In the midst of political chaos, ordinary and unconnected crises in people’s lives continued. On 12 June 1483, a sawyer from London named John Stokes took sanctuary at the parish church of St. Mary in Reading. Mid-June 1483 was a time of high drama in England: Stokes sought sanctuary just as Richard, duke of Gloucester, was executing a series of steps (arrests, executions, gaining custody of his inconvenient nephews) that led to his usurpation of the throne on 26 June.
Stokes’s sanctuary seeking had nothing to do with that high drama (although sanctuary was involved in that, too–more in other posts).
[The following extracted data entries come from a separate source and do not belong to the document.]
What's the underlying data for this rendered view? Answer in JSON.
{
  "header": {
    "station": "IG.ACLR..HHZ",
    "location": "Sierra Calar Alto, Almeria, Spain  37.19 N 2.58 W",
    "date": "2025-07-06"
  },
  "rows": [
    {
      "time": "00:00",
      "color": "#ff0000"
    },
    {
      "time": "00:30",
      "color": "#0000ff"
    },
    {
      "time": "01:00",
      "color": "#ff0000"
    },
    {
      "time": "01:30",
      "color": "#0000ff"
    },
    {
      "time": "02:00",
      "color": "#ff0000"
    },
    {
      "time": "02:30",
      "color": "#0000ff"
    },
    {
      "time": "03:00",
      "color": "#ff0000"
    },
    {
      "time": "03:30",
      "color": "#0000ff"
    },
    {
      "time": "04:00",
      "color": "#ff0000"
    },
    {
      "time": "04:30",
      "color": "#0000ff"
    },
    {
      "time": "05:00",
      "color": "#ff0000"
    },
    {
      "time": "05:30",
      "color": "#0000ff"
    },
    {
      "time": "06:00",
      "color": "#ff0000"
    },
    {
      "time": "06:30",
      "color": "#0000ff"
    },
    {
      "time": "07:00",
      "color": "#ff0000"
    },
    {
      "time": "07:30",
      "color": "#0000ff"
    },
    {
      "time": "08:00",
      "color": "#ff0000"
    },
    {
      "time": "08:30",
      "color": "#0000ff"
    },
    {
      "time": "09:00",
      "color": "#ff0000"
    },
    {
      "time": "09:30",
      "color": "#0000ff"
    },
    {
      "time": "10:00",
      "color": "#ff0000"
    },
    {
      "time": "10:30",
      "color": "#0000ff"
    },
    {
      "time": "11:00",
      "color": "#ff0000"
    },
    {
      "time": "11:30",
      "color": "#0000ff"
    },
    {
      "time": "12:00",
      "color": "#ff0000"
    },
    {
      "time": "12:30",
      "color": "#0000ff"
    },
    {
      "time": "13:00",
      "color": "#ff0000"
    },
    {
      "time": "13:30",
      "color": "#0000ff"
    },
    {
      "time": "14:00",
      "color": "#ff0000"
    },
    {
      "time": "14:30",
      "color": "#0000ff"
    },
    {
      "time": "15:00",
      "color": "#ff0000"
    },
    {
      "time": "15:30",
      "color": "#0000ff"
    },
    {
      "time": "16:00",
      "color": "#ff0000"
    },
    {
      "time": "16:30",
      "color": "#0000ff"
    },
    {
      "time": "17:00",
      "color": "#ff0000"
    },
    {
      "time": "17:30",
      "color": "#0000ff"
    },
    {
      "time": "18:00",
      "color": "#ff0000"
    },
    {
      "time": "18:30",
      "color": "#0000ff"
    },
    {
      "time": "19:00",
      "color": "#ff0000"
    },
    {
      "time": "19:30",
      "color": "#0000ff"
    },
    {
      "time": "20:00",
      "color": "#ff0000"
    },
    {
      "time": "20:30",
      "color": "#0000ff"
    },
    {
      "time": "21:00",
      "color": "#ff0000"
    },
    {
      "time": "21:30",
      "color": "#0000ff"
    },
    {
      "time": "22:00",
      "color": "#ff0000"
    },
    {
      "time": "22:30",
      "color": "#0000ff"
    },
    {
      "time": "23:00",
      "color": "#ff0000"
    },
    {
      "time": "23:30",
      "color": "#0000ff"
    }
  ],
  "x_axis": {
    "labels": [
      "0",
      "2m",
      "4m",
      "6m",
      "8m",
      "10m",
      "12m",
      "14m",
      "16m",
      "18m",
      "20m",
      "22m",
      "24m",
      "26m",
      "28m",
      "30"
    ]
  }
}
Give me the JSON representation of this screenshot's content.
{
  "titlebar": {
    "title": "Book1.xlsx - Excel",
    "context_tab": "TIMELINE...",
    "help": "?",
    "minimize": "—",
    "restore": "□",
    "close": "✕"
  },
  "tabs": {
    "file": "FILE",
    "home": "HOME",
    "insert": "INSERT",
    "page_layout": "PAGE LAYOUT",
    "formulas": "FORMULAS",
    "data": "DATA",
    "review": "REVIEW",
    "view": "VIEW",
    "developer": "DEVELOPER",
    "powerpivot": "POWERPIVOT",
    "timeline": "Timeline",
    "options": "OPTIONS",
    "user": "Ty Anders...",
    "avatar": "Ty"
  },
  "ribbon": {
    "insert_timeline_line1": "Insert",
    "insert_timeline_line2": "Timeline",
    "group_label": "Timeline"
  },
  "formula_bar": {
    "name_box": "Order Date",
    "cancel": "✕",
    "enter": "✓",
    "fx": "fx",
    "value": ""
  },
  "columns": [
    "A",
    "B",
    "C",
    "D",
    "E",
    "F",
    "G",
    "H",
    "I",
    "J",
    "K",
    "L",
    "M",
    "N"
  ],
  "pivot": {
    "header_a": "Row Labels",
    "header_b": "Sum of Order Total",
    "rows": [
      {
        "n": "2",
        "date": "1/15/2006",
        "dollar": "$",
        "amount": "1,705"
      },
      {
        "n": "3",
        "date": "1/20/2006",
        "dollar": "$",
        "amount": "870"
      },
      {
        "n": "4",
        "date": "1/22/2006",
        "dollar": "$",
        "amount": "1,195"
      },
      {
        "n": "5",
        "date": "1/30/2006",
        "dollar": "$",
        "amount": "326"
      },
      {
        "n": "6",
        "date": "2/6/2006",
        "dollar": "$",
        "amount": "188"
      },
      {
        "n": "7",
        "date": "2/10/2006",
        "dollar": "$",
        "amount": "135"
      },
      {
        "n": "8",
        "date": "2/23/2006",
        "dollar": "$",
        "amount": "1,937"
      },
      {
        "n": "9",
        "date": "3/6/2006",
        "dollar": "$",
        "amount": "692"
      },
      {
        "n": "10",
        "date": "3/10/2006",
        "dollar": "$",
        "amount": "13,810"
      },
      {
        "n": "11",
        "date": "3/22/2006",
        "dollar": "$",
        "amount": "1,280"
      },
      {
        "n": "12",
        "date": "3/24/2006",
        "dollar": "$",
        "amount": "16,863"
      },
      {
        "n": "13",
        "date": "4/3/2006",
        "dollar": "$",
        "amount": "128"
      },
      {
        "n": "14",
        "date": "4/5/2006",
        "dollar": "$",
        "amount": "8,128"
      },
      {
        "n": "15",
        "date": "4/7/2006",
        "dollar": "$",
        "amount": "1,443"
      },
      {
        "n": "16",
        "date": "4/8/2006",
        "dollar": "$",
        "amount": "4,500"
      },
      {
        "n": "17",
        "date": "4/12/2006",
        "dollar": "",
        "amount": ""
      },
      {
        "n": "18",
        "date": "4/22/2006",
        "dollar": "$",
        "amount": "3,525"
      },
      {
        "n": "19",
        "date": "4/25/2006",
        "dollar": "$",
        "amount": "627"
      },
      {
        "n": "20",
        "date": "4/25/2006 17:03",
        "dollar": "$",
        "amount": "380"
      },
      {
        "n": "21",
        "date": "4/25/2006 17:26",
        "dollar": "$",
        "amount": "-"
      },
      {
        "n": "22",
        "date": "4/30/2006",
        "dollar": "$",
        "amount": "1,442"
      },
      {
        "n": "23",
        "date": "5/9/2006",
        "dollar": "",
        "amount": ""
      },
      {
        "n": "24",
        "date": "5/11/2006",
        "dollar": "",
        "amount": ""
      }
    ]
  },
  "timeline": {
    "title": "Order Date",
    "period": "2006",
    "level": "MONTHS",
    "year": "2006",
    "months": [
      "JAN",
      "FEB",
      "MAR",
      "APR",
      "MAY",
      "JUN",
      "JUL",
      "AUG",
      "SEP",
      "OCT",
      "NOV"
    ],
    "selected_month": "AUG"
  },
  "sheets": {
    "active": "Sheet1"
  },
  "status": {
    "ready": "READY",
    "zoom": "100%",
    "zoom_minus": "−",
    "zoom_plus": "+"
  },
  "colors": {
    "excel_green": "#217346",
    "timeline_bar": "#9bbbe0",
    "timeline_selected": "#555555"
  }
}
Stokes confessed to the coroner that in 1482 he had committed a robbery at St Ives in Huntingdonshire (now Cambridgeshire).
St Ives had an important trade fair in the Middle Ages and beyond: presumably Stokes robbed someone coming or going to the fair (and perhaps he also met a man with seven wives…)
Stokes abjured the realm and was to leave the country by the port of Southampton. But – familiar story – he was caught in England about two years later, in Easter term 1484. Evidently Richard III, a tumultuous year into his usurped possession of the throne, was not inclined to pardon a troublesome sawyer. Stokes was hanged for his felony and for his abjuration.